Die Gedanken, die anfangs durcheinander wirbelten, setzten sich allmählich. Im Wald war es an diesem heißen Augusttag einigermaßen kühl, Herbert trabte brav die Wege entlang. Er war so gut erzogen, dass er frei laufen konnte, ohne Hasen, Rehe, Jogger oder Radfahrer zu verfolgen. Auch an anderen Hunden zeigte er nur mäßiges Interesse. Ihm waren nur seine beiden Herrinnen wichtig, die sich nie sicher waren, ob er sie auseinanderhalten konnte.

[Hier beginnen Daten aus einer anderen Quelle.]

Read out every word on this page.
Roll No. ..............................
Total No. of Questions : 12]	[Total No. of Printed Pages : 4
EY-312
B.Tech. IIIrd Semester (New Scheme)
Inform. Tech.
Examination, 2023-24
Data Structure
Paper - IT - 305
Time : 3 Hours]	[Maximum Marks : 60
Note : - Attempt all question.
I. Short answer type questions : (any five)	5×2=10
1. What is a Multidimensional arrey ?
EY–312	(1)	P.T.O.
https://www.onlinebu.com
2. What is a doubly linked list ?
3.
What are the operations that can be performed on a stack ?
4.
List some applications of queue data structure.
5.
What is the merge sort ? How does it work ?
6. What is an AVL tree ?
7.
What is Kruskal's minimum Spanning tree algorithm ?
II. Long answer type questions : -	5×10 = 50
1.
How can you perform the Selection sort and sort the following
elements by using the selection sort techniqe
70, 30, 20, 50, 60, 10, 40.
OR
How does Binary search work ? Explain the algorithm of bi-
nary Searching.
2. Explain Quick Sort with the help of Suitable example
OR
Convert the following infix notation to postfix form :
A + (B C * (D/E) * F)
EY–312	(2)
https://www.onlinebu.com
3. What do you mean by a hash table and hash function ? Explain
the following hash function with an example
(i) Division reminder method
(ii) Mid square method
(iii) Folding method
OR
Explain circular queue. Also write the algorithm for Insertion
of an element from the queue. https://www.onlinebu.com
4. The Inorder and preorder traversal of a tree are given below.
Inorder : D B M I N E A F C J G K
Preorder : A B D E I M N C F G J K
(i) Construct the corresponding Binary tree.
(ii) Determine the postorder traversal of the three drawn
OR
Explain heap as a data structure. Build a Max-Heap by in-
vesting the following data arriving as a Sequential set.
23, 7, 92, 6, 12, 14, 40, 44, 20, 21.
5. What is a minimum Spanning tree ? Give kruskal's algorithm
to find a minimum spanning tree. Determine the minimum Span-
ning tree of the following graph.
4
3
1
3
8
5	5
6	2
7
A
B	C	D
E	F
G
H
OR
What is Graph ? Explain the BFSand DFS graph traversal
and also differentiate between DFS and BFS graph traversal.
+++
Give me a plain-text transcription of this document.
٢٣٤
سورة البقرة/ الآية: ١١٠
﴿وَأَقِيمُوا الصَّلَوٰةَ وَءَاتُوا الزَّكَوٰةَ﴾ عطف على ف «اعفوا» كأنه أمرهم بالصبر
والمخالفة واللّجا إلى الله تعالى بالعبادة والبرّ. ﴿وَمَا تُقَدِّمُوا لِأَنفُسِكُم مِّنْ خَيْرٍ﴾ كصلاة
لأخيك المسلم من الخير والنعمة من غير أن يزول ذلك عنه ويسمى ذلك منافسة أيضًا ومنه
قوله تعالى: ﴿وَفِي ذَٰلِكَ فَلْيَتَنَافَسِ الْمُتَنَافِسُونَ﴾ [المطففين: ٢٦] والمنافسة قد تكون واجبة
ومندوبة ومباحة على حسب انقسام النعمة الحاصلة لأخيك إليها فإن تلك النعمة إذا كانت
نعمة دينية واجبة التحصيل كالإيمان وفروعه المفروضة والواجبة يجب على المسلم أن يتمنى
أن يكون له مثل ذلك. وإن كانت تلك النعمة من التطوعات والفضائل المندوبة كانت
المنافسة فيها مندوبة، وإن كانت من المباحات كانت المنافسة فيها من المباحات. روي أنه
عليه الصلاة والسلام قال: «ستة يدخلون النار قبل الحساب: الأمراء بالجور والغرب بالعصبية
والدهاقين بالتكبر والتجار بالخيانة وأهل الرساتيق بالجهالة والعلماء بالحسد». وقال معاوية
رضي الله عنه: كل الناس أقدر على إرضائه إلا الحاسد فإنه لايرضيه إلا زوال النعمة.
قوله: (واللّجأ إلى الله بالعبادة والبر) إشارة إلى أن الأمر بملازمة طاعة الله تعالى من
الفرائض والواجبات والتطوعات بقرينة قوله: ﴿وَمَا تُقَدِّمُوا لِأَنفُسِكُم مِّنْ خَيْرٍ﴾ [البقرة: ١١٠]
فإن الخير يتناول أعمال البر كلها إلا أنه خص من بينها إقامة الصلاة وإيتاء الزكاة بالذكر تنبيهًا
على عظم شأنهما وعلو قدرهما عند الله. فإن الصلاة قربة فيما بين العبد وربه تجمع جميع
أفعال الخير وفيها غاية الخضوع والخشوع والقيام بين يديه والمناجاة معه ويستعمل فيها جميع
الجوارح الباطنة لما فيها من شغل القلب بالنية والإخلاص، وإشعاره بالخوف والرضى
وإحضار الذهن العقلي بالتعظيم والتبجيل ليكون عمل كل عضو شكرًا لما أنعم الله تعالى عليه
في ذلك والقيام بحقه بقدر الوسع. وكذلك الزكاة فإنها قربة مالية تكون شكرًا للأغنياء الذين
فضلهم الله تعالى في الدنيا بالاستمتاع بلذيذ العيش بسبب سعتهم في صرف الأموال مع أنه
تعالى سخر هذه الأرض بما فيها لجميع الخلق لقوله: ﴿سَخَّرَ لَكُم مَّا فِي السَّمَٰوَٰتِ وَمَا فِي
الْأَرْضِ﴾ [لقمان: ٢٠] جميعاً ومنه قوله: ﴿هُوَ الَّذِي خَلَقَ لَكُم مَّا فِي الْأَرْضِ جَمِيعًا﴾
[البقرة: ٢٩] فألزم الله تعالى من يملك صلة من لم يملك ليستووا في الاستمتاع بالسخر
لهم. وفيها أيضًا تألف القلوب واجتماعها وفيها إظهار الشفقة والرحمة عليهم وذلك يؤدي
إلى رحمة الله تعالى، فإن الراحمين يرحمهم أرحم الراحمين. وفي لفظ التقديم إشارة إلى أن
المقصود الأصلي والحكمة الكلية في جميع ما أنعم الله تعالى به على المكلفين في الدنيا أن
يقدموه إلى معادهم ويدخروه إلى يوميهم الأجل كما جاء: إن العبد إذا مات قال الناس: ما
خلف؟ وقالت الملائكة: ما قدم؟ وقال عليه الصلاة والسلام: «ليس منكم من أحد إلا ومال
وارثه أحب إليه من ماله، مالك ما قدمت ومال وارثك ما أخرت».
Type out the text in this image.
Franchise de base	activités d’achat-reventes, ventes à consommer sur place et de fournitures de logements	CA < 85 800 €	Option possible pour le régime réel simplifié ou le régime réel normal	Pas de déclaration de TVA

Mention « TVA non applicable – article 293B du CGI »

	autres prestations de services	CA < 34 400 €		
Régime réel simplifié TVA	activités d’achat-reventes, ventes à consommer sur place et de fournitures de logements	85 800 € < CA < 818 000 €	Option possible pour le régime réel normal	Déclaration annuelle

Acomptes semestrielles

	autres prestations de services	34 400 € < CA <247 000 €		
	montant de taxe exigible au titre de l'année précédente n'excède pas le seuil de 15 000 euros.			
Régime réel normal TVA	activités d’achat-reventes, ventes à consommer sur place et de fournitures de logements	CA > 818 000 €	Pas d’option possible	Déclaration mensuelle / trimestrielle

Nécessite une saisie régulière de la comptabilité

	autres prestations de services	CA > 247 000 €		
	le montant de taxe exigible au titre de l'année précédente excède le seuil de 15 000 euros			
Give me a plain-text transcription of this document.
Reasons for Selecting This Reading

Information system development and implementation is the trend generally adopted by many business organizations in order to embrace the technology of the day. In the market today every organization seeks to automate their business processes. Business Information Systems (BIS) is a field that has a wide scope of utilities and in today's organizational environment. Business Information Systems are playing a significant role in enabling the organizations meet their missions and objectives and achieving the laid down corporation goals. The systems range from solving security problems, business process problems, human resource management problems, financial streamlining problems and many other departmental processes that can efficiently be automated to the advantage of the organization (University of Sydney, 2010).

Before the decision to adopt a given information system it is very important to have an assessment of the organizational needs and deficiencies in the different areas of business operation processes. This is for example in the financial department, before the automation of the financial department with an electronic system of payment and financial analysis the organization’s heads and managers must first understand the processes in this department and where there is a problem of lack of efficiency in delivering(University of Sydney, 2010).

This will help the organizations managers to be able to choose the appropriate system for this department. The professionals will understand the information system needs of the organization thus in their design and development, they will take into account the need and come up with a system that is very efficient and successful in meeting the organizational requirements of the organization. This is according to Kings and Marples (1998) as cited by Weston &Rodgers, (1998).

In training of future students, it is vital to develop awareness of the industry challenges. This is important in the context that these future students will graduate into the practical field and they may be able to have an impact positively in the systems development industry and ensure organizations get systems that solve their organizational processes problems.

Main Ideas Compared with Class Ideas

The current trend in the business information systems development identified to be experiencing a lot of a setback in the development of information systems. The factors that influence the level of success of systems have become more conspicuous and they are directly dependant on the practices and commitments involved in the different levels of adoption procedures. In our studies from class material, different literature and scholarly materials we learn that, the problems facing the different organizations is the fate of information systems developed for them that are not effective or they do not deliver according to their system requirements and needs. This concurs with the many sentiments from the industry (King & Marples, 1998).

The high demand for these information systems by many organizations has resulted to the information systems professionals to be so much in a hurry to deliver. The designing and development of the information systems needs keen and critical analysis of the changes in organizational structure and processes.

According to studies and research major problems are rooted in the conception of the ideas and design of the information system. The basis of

Dem Vater war das nie gelungen. Er war es, der den Namen Rosmarie erfunden hatte. Die früh verstorbene Mutter hatte nie Probleme gehabt, zwischen den beiden Mädchen zu unterscheiden.
Also, überlegte Rosa Weichsler, der Ermordete war ein unsympathischer Mensch gewesen, den niemand wirklich vermisste, außer seiner Familie vielleicht. Er hatte die langjährigen Hauptdarsteller kurzerhand in die zweite Reihe verbannt und zwei wirkliche Stars engagiert. Ein Umstand, der auf Geschick und Durchsetzungskraft schließen ließ. Und jetzt verließen die beiden Großen der Schauspielzunft die Stadt, und Steiner und Ursprunger übernahmen die Rollen. Die Darstellerin des Teufels hatte schon einmal etwas in die Getränke der Tischgesellschaft gemischt. Und die Souffleuse hatte von einer Teufelskarte gesprochen. Und von einem Zwiespalt. Was meinte sie damit? Oder wollte sie sich bloß wichtigmachen?